Regional agreements could also pave the way for progress at the WTO. Currently at WTO level, despite the attempts at a Single Undertaking to cover multiple issues, all progress is limited to individual issue Declarations, which can only attempt to deal with the issues we raise - the stability of trade and reduction of distortions to agriculture distribution and production - at a much slower pace.
Indeed, the use of Decisions, Declarations and Peace Clauses to make progress at the WTO, outside the clear negotiating framework provided by the Doha single undertaking raises concerns. Para. 47 of the Doha Ministerial Declaration allows for progress via Decisions to be incorporated into the single undertaking. But the future of the Doha round is highly uncertain, with WTO members failing to ratify their commitment to it at the recent Ministerial in Nairobi. This clouds the otherwise significant progress in prohibiting export subsidies achieved at Nairobi, as sought under Goal 2 ‘Zero Hunger’ of the Sustainable Development Goals (SDGs).
WTO is open to incorporating progress that takes place outside its framework through regional agreements. The Nairobi Ministerial Declaration at its paragraph 28 states “We reaffirm the need to ensure that Regional Trade Agreements (RTAs) remain complementary to, not a substitute for, the multilateral trading system. In this regard, we instruct the Committee on Regional Trade Agreements (CRTA) to discuss the systemic implications of RTAs for the multilateral trading system and their relationship with WTO rules.” This is placed in Part III of the Ministerial Declaration which deals with the future of the WTO negotiations and this language could present an opportunity for the WTO to discuss the issues raised on Food Security by FTAs such as the TPP and RCEP.
From a collective food security perspective this would be critical: ultimately the WTO is the only organisation capable of creating a level playing field in trade in food. It is the only forum where the US and China are both present unlike the TPP and RCEP. It is also the only effective rule maker and arbitrator through the DSU. Ultimately any framework for an effective food security policy will require this.

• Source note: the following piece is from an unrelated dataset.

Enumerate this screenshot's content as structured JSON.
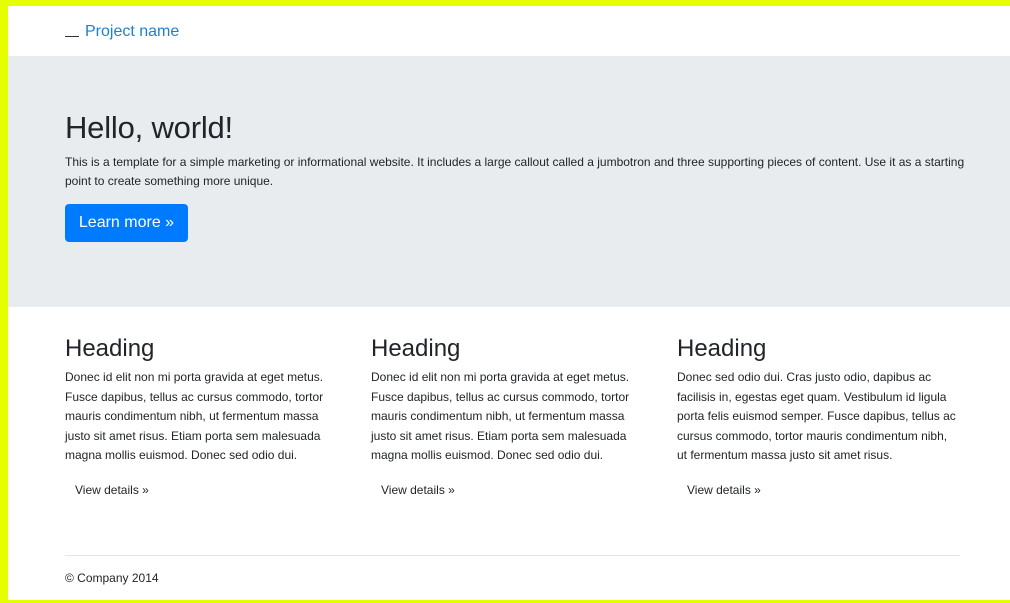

With ASEAN countries members of the WTO and RCEP and some ASEAN members also in the TPP, and with the high ambition of the ASEAN food security strategy, ASEAN is in a key position to show the WTO members a possible way forward.

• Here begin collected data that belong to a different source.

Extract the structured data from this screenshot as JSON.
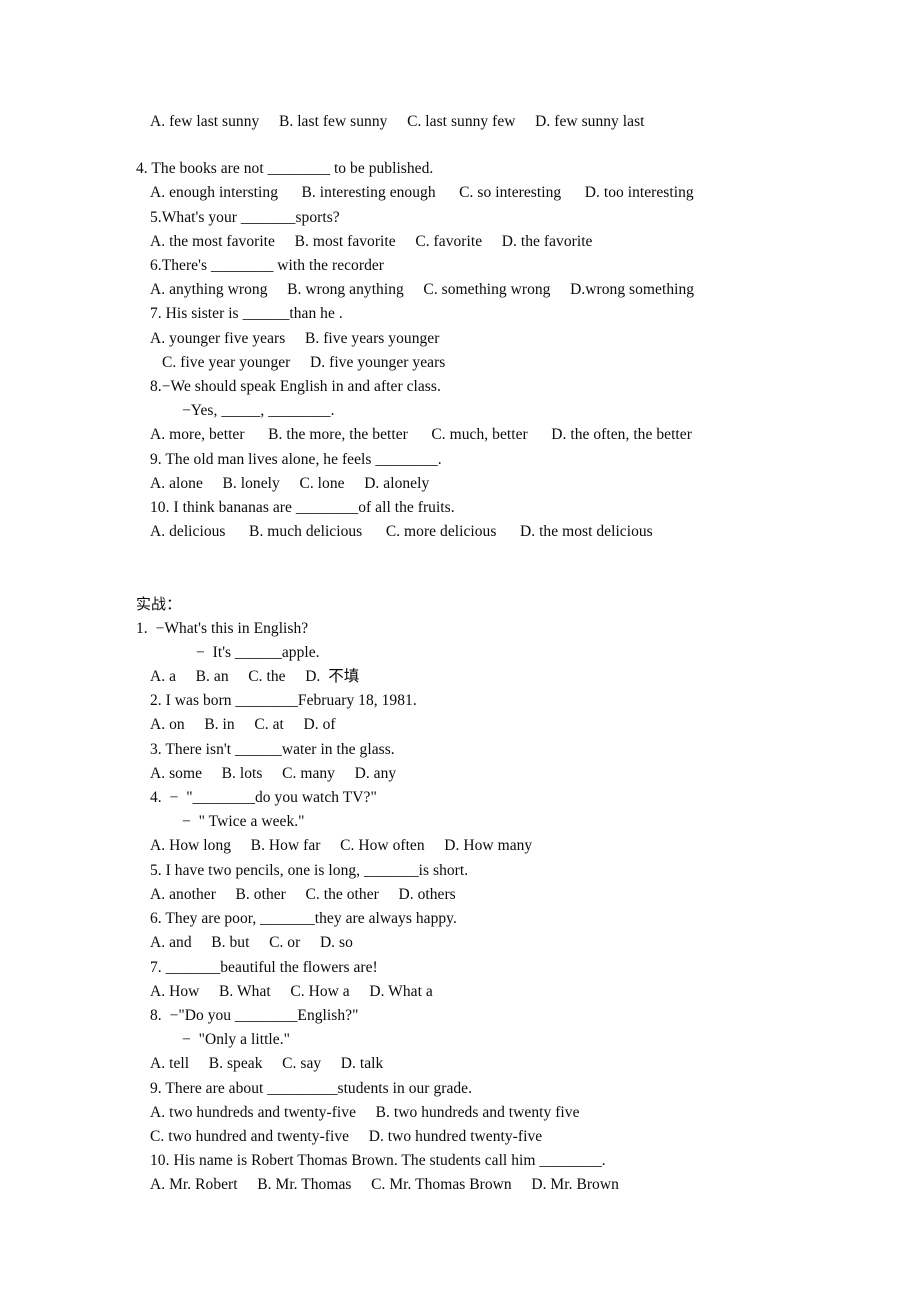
{
  "document": {
    "type": "english-grammar-worksheet",
    "background_color": "#ffffff",
    "text_color": "#0b0b0b"
  },
  "section_one": {
    "orphan_options_line": "A. few last sunny     B. last few sunny     C. last sunny few     D. few sunny last",
    "questions": [
      {
        "stem": "4. The books are not ________ to be published.",
        "options": "A. enough intersting      B. interesting enough      C. so interesting      D. too interesting"
      },
      {
        "stem": "5.What's your _______sports?",
        "options": "A. the most favorite     B. most favorite     C. favorite     D. the favorite"
      },
      {
        "stem": "6.There's ________ with the recorder",
        "options": "A. anything wrong     B. wrong anything     C. something wrong     D.wrong something"
      },
      {
        "stem": "7. His sister is ______than he .",
        "options_a": "A. younger five years     B. five years younger",
        "options_b": "C. five year younger     D. five younger years"
      },
      {
        "stem": "8.−We should speak English in and after class.",
        "stem_reply": "−Yes, _____, ________.",
        "options": "A. more, better      B. the more, the better      C. much, better      D. the often, the better"
      },
      {
        "stem": "9. The old man lives alone, he feels ________.",
        "options": "A. alone     B. lonely     C. lone     D. alonely"
      },
      {
        "stem": "10. I think bananas are ________of all the fruits.",
        "options": "A. delicious      B. much delicious      C. more delicious      D. the most delicious"
      }
    ]
  },
  "section_two": {
    "heading": "实战：",
    "questions": [
      {
        "stem": "1.  −What's this in English?",
        "stem_reply": "−  It's ______apple.",
        "options": "A. a     B. an     C. the     D.  不填"
      },
      {
        "stem": "2. I was born ________February 18, 1981.",
        "options": "A. on     B. in     C. at     D. of"
      },
      {
        "stem": "3. There isn't ______water in the glass.",
        "options": "A. some     B. lots     C. many     D. any"
      },
      {
        "stem": "4.  −  \"________do you watch TV?\"",
        "stem_reply": "−  \" Twice a week.\"",
        "options": "A. How long     B. How far     C. How often     D. How many"
      },
      {
        "stem": "5. I have two pencils, one is long, _______is short.",
        "options": "A. another     B. other     C. the other     D. others"
      },
      {
        "stem": "6. They are poor, _______they are always happy.",
        "options": "A. and     B. but     C. or     D. so"
      },
      {
        "stem": "7. _______beautiful the flowers are!",
        "options": "A. How     B. What     C. How a     D. What a"
      },
      {
        "stem": "8.  −\"Do you ________English?\"",
        "stem_reply": "−  \"Only a little.\"",
        "options": "A. tell     B. speak     C. say     D. talk"
      },
      {
        "stem": "9. There are about _________students in our grade.",
        "options_a": "A. two hundreds and twenty-five     B. two hundreds and twenty five",
        "options_b": "C. two hundred and twenty-five     D. two hundred twenty-five"
      },
      {
        "stem": "10. His name is Robert Thomas Brown. The students call him ________.",
        "options": "A. Mr. Robert     B. Mr. Thomas     C. Mr. Thomas Brown     D. Mr. Brown"
      }
    ]
  }
}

 See the Integrated Food Security (AIFS) Framework and Strategic Plan of Action on Food Security in the ASEAN Region 2015-2020 (SPA-FS). In the first instance the coverage of the AIFS SPA-FS covers priority commodities for food security in the ASEAN region: rice, maize, soybean, sugar and cassava. Other commodities such as livestock, fishery and crops for staple food, which are important for food security and nutrition, shall be identified during the course of implementation of the AIFS Framework and SPA-FS.

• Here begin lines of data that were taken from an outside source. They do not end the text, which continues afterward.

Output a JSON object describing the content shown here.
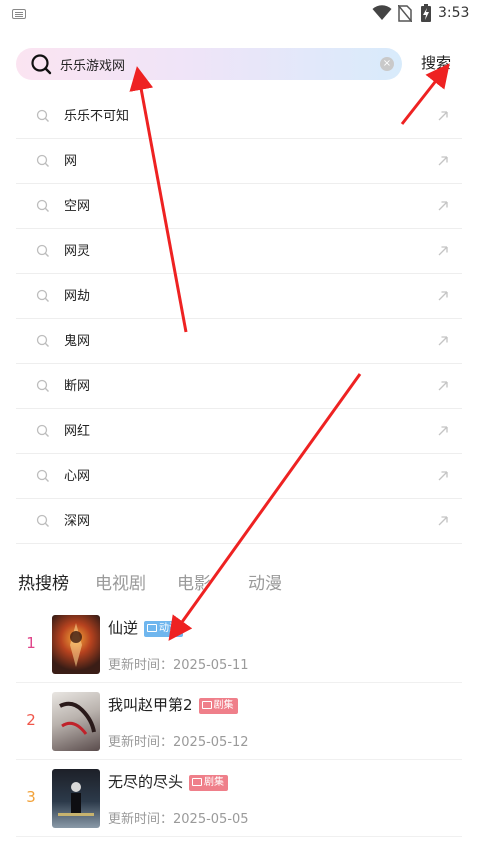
{
  "status_bar": {
    "time": "3:53"
  },
  "search": {
    "value": "乐乐游戏网",
    "button_label": "搜索"
  },
  "suggestions": [
    "乐乐不可知",
    "网",
    "空网",
    "网灵",
    "网劫",
    "鬼网",
    "断网",
    "网红",
    "心网",
    "深网"
  ],
  "tabs": [
    "热搜榜",
    "电视剧",
    "电影",
    "动漫"
  ],
  "ranking": [
    {
      "rank": "1",
      "title": "仙逆",
      "tag": "动漫",
      "time_label": "更新时间：",
      "date": "2025-05-11",
      "rank_color": "#e0458a",
      "tag_color": "#6fb6ee"
    },
    {
      "rank": "2",
      "title": "我叫赵甲第2",
      "tag": "剧集",
      "time_label": "更新时间：",
      "date": "2025-05-12",
      "rank_color": "#f0564a",
      "tag_color": "#ef7f8a"
    },
    {
      "rank": "3",
      "title": "无尽的尽头",
      "tag": "剧集",
      "time_label": "更新时间：",
      "date": "2025-05-05",
      "rank_color": "#f2a23a",
      "tag_color": "#ef7f8a"
    }
  ],
  "colors": {
    "annotation_arrow": "#ee2222"
  }
}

 These will be combined with (a) measures to attract private investors in a regional rice futures trading, including the development of a rice index; (b) establishing product standard and certification procedures in the trade of food commodities; (c) facilitating cross-border trade in food commodities; (d) strengthening value chain systems and promoting contract farming; and (e) accelerating food diet diversification among the peoples in ASEAN.